Ici, on retrouve un attendu aussi clair que lapidaire selon lequel « ces dispositions bénéficient à la caution personne physique pour les deux textes, et à la personne morale pour le premier, même dirigeante » (nous soulignons, pt n° 15). La formulation est d’ailleurs un peu étonnante car la caution de l’espèce n’était pas une personne morale, rendant une partie de l’affirmation peu utile ou aux allures d’un obiter dictum. Le choix des juges du fond de priver la caution de son information sur l’encours en raison de son caractère averti était donc erroné puisqu’effectivement les dispositions du code monétaire et financier doivent jouer pour la caution dirigeante. Au soutien de la solution dessinée par la chambre commerciale, on retiendra surtout que le texte n’opère aucune distinction à ce sujet rendant ainsi tout à fait logique l’orientation choisie qui est la suite logique d’une jurisprudence désormais bien établie (P. Delebecque et P. Simler, Droit civil. Les sûretés, la publicité foncière, 8e éd., Dalloz, coll. « Précis », 2023, p. 189, n° 166).

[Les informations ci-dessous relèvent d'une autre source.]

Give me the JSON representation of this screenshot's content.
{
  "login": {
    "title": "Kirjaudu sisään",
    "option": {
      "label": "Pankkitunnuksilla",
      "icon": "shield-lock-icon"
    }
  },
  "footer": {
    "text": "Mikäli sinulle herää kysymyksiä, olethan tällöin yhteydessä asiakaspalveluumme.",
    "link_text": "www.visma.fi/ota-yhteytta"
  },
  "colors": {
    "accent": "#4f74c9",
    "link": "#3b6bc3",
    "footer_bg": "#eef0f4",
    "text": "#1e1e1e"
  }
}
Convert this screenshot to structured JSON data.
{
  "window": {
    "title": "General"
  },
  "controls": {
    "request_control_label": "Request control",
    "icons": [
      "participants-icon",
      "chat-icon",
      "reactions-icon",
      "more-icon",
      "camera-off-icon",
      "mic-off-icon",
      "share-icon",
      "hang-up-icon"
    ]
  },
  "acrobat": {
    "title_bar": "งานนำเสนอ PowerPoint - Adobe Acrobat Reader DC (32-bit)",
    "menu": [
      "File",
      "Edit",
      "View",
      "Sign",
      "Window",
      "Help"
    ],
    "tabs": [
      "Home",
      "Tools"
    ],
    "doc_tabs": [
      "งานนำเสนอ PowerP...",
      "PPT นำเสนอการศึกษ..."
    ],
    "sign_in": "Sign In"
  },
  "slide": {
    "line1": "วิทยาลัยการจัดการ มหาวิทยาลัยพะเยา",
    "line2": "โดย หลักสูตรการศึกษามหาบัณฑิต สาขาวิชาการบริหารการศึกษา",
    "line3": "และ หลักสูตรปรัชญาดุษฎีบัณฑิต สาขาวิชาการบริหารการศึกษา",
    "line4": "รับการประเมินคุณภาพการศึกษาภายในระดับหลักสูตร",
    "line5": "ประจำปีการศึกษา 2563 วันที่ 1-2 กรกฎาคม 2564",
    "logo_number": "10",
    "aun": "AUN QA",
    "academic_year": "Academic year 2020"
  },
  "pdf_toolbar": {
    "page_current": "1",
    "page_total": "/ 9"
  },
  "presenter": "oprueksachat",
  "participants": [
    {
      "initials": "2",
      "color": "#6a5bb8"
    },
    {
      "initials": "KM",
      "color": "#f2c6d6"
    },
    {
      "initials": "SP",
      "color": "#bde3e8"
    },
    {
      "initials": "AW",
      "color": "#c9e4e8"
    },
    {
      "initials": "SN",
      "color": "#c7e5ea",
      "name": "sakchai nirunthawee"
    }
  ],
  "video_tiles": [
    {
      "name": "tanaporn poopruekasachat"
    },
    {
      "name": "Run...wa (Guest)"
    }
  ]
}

L’ordonnance du 15 septembre 2021 est venue, en tout état de cause, grandement simplifier le droit positif sur ce point en abrogeant les dispositions se trouvant dans le code de la consommation comme celles insérées dans le code monétaire et financier. La réforme a pu insérer un nouvel article 2302 du code civil d’ailleurs applicable immédiatement aux contrats en cours (v. à ce titre, A. Gouëzel, Le nouveau droit des sûretés - Commentaire article par article, Dalloz, 2023, p. 127, n° 221). L’orientation choisie dans l’arrêt du 10 mai 2024 trouvera parfaitement à s’appliquer pour le nouveau texte puisque la formulation retenue est, sur ce point, similaire. On peut certes être prudent sur la continuité de la solution mais une décision contraire s’apparenterait à un réel revirement de jurisprudence (v. sur le cas de l’information de la caution dirigeante, A. Gouëzel, op. cit., spéc. p. 122, n° 214, pointant un certain paradoxe d’informer le dirigeant d’un encours qu’il est censé « parfaitement connaître »).

Voici donc un arrêt particulièrement intéressant, notamment en raison de sa pluralité. La pratique pourra utilement s’en saisir en le transposant au droit nouveau.